The Evidence for Evidence Based Medicine

By Gerrit Van Wyk

Parachutes are optional for jumping from a plane.

A double-blind study was published, in which subjects were randomized to receive a parachute or not and then jump from a plane. The authors found 100% in both groups survived the jump and concluded parachutes are optional from jumping from a plane. As a footnote they mentioned the plane was parked on the tarmac. The experiment was performed immaculately and written perfectly in a scientific format, but to interpret it, the context is vital, and that is missing from many if not most academic papers in health care.

The number of doctors I came across who can read and interpret research is quite small. We assume as experts and professionals they can, but they can’t, which has immense implications for health care practice. Patients, managers, and planners rely on doctors and researchers to provide them with information, assuming the information is accurate and useful in practice. The technological and pharmaceutical industry steps in to the gap by funding research and disseminating the research to doctors, which, in the ways it is presented, ensures doctors know parachutes are optional when jumping from an airplane.

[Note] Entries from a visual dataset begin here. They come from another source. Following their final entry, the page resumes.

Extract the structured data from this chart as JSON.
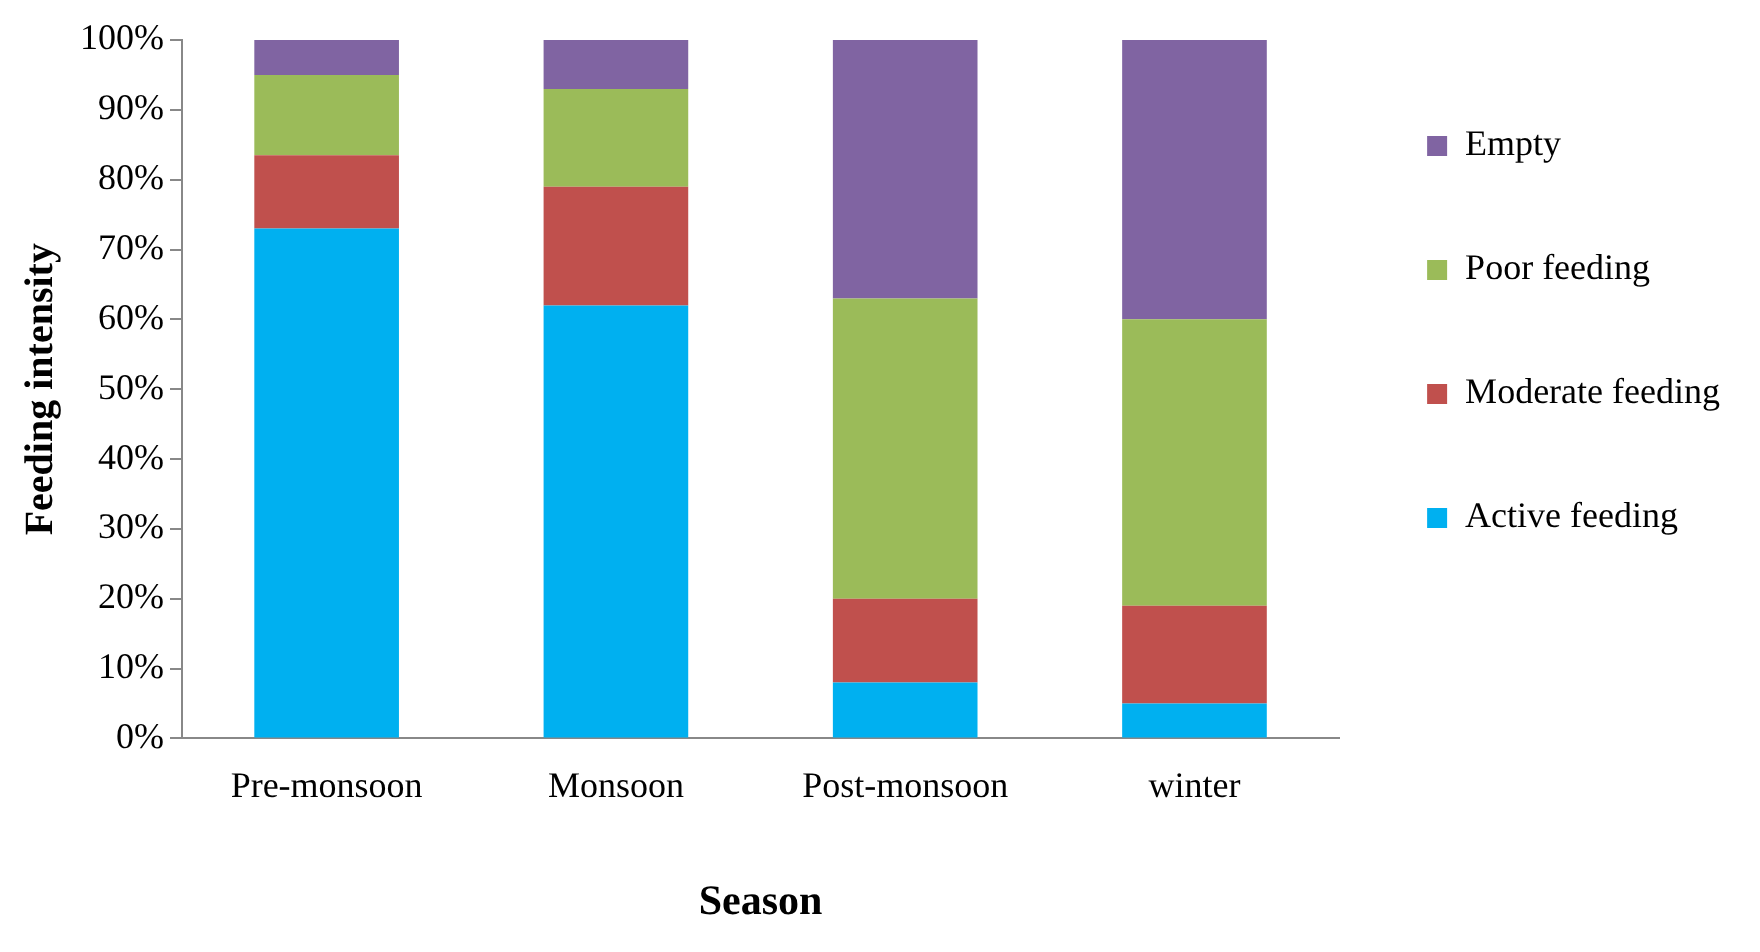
{
  "chart_data": {
    "type": "bar",
    "stacked": true,
    "xlabel": "Season",
    "ylabel": "Feeding intensity",
    "categories": [
      "Pre-monsoon",
      "Monsoon",
      "Post-monsoon",
      "winter"
    ],
    "series": [
      {
        "name": "Active feeding",
        "color": "#00b0f0",
        "values": [
          73,
          62,
          8,
          5
        ]
      },
      {
        "name": "Moderate feeding",
        "color": "#c0504d",
        "values": [
          10.5,
          17,
          12,
          14
        ]
      },
      {
        "name": "Poor feeding",
        "color": "#9bbb59",
        "values": [
          11.5,
          14,
          43,
          41
        ]
      },
      {
        "name": "Empty",
        "color": "#8064a2",
        "values": [
          5,
          7,
          37,
          40
        ]
      }
    ],
    "ylim": [
      0,
      100
    ],
    "yticks": [
      {
        "value": 0,
        "label": "0%"
      },
      {
        "value": 10,
        "label": "10%"
      },
      {
        "value": 20,
        "label": "20%"
      },
      {
        "value": 30,
        "label": "30%"
      },
      {
        "value": 40,
        "label": "40%"
      },
      {
        "value": 50,
        "label": "50%"
      },
      {
        "value": 60,
        "label": "60%"
      },
      {
        "value": 70,
        "label": "70%"
      },
      {
        "value": 80,
        "label": "80%"
      },
      {
        "value": 90,
        "label": "90%"
      },
      {
        "value": 100,
        "label": "100%"
      }
    ],
    "grid": false,
    "legend": "right"
  }
}
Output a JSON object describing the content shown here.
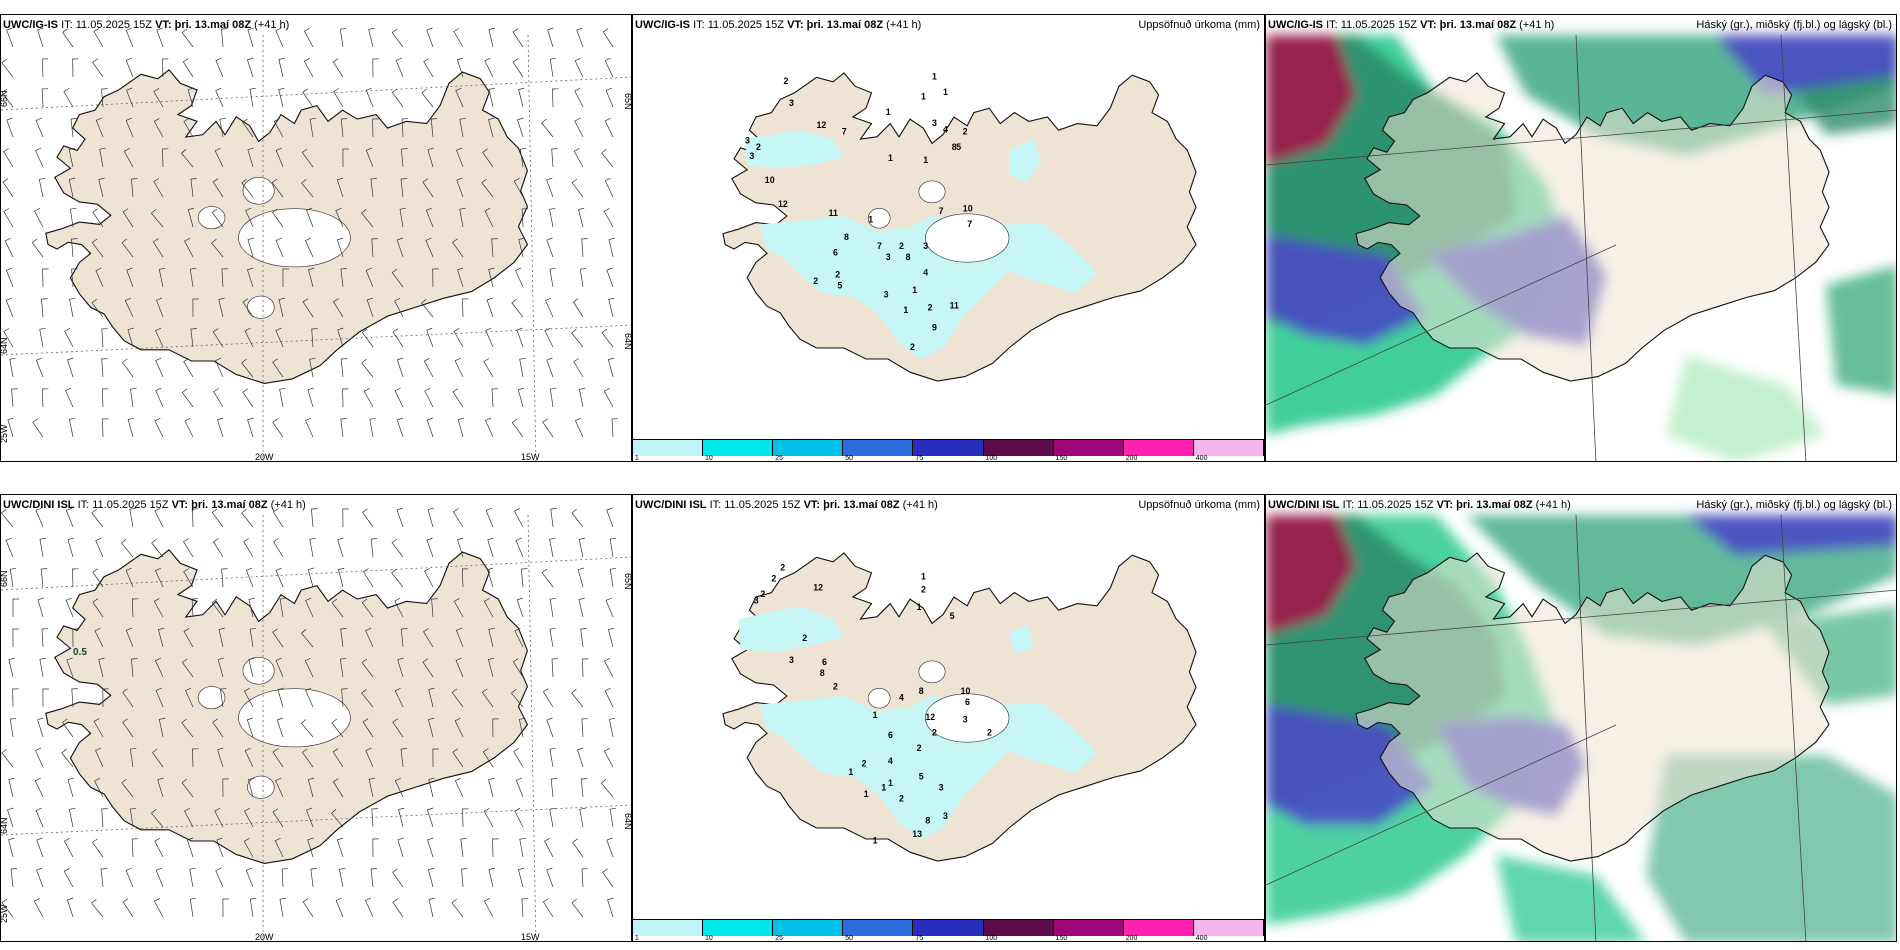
{
  "rows": [
    {
      "model": "UWC/IG-IS",
      "it_label": "IT:",
      "it_value": "11.05.2025 15Z",
      "vt_label": "VT:",
      "vt_value": "þri. 13.maí 08Z",
      "lead": "(+41 h)"
    },
    {
      "model": "UWC/DINI ISL",
      "it_label": "IT:",
      "it_value": "11.05.2025 15Z",
      "vt_label": "VT:",
      "vt_value": "þri. 13.maí 08Z",
      "lead": "(+41 h)"
    }
  ],
  "precip_title": "Uppsöfnuð úrkoma (mm)",
  "cloud_title": "Háský (gr.), miðský (fj.bl.) og lágský (bl.)",
  "wind_axis": {
    "lat_66": "66N",
    "lat_64": "64N",
    "lon_25": "25W",
    "lon_20": "20W",
    "lon_15": "15W",
    "lat_65_right": "65N",
    "lat_64_right": "64N"
  },
  "wind_annotation_bottom": "0.5",
  "colorbar": {
    "ticks": [
      "1",
      "10",
      "25",
      "50",
      "75",
      "100",
      "150",
      "200",
      "400"
    ],
    "colors": [
      "#bff5f5",
      "#00e8ea",
      "#00c0e8",
      "#2f6be0",
      "#2a2ec0",
      "#5c0a4a",
      "#a0087a",
      "#ff22b0",
      "#f7b5ee"
    ]
  },
  "precip_labels_top": [
    "2",
    "3",
    "12",
    "7",
    "3",
    "2",
    "3",
    "1",
    "1",
    "1",
    "1",
    "3",
    "4",
    "2",
    "5",
    "1",
    "8",
    "1",
    "10",
    "7",
    "7",
    "3",
    "1",
    "8",
    "10",
    "12",
    "11",
    "7",
    "2",
    "8",
    "6",
    "3",
    "2",
    "5",
    "2",
    "4",
    "1",
    "3",
    "2",
    "1",
    "9",
    "2",
    "11"
  ],
  "precip_labels_bottom": [
    "2",
    "2",
    "12",
    "2",
    "3",
    "1",
    "2",
    "1",
    "5",
    "2",
    "3",
    "6",
    "8",
    "2",
    "8",
    "4",
    "1",
    "10",
    "6",
    "12",
    "3",
    "2",
    "2",
    "6",
    "1",
    "2",
    "2",
    "4",
    "5",
    "3",
    "1",
    "2",
    "1",
    "1",
    "8",
    "3",
    "13",
    "1"
  ],
  "colors": {
    "land": "#efe3d3",
    "precip_light": "#c4f7f7",
    "cloud_high": "#a3174a",
    "cloud_mid": "#4a4bc4",
    "cloud_low": "#1ec58a",
    "cloud_low_pale": "#bfeec9"
  }
}
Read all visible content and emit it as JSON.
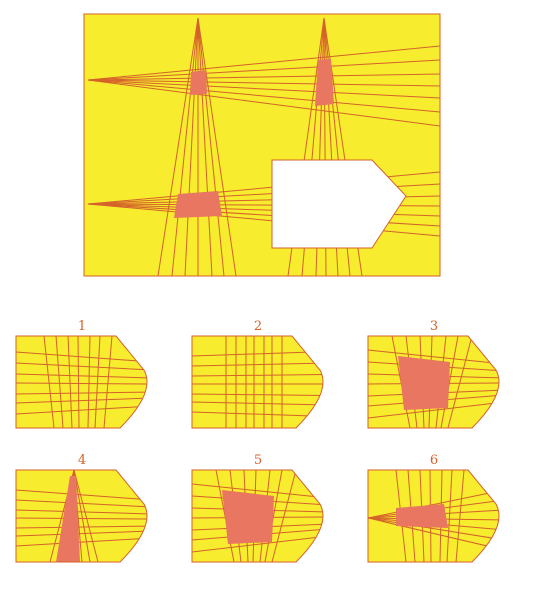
{
  "colors": {
    "background": "#ffffff",
    "panel_fill": "#f7ec2e",
    "line": "#d4622a",
    "overlap_fill": "#e87660",
    "hole_fill": "#ffffff"
  },
  "puzzle": {
    "question": {
      "missing_piece": "white-hole"
    },
    "options": [
      {
        "label": "1",
        "variant": "lines-no-fill"
      },
      {
        "label": "2",
        "variant": "grid-lines-no-fill"
      },
      {
        "label": "3",
        "variant": "square-fill"
      },
      {
        "label": "4",
        "variant": "vertical-wedge-fill"
      },
      {
        "label": "5",
        "variant": "square-fill"
      },
      {
        "label": "6",
        "variant": "horizontal-wedge-fill"
      }
    ]
  }
}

A movement started based on the idea doctors should only make decisions based on published scientific evidence, and the best knowledge comes from randomized controlled studies with positive outcomes confirmed by statistical tests, such as the parachute study. Small studies can be pooled in a meta-analysis, which is the best evidence an intervention works, and based on that, clinical guidelines which will improve quality and efficiency can be designed and used for treatment and making policy decisions. This is a deceptively simple formula, but what happens when you release it in the soup of complex human society?

To begin with, most published studies are methodologically and statistically flawed, as Ioannides pointed out. Patients drop out of studies or tell researchers what they want to hear, researchers don’t always stick rigorously to the method, endpoints are often changed in the middle of the study, outcomes are selected arbitrarily, and studies are often stopped before completed. Funders have a vested interest in outcomes, tenure track and promotion depend on the volume of publications not on their importance, most research is performed on a select group of patients in first world countries, which cannot be extrapolated to other populations, and research is performed and massaged based on the likelihood of getting published.

As far as meta-analyses are concerned, most medical journals only publish studies with positive outcomes, creating a file drawer problem; the bulk of study outcomes remains outside the journal domain. Getting published is not a simple matter. Submitted papers are modified and rewritten until it reflects the bias of the editor and journal, hence there is a long delay before results enter the public domain, by which time it may no longer be relevant. Many studies are milked for multiple publications to increase academic credibility, publications are biased towards English speaking institutions, a small number of researchers with big reputations set the agenda for everyone, and popular subjects are researched rather than more meaningful ones. The data in all meta-analyses are therefore incomplete and likely biased.

Designing proper guidelines is time consuming, expensive, and requires a lot of resources. Most guidelines are completed in too short a time without enough resources. The expert panel is often prominent researchers biased by their own interests, and sponsors often have a vested interest in the outcome. There is no evidence grading systems work, and there is significant variation between expert users of those systems. Most guidelines are based on local evidence, practices, and beliefs, hence different ones for the same condition often contradict each other, guidelines are based on the statistically average patient representing the mean of a population, and we all differ from that measure in one way or another. The statistical probability someone will benefit from an intervention like the average patient doesn’t mean everyone suffering from the condition will benefit from it. Policy makers, managers, regulating authorities, and the legal system often use guidelines as a tool of coercion, but doctors are forced to adapt them to the challenges of local conditions to make it work in practice.

In short, a wonderfully simplistic idea, as can be expected, falls short in our complex human social world. I am not arguing science and data have no role in health care, I am arguing instead we should use it pragmatically with common sense, which includes admitting to the problems and difficulties of the data we work with. That to me means does the information available to me solve the problem, and if it doesn’t, how do I collect useful data or find better information that will? If we use information available to us without thinking about it, we’ll find out jumping from an airplane without a parachute, based on the best available evidence, can have painful consequences.